Spider-Man’s Harmful Web? – 13 Years of Danger
In the new Spider-Man Homecoming movie, our spidey hero turns off the “Instant Kill” mode on his suit because he wants to stop harm, not add to it.
Unfortunately, however, Spider-Man balloons inspired by the film are now blowing into our oceans and their webs of plastic and string are likely to actually kill.
The picture featured in this post was taken this morning on a Martha’s Vineyard beach. Ironically, our family just saw, and loved by the way, the Spider-Man movie in Edgartown yesterday.
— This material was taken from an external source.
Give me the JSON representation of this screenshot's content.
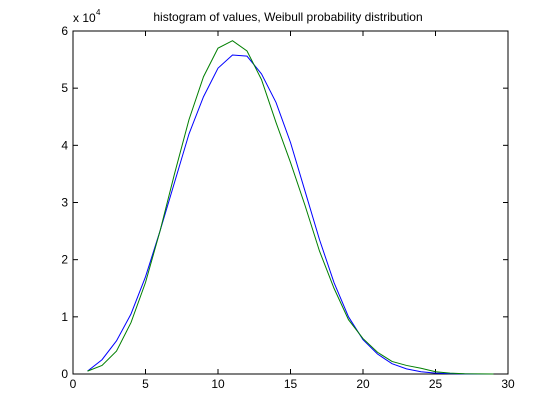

Along with the dangerous deflated Marvel villain we found while walking today, we picked up 16 other balloons, which brings our count over the past 7 mornings to more than 150 balloons collected along the same 1/4 mile stretch of beach.
For well over 15 years, organizations have documented the dangers of helium balloons. As an example, back in 1990, the New York Times published more than one op-ed that outlined the harmful impact of balloons and how a “baby 17-foot sperm whale… was too weak from starvation to keep itself afloat because it had innocently eaten a Mylar balloon that stuck in its stomach.”
We have documented this as well many times and wrote about it specifically last year when we helped successfully lobby the America’s Cup to stop future balloon releases. As an update to a chart in that post, what continues to be the #1 type of ocean trash found on whale watches off the coastline of New Hampshire?
As illustrated in the chart below, which represents 13 years of data collected by the Blue Ocean Society and University of New Hampshire: balloons.
Like Spider-Man does, please help us protect our surroundings from danger.
Encourage your community to disable the killing feature of balloons by banning the sale of helium-filled balloons and prohibiting any type of balloon release.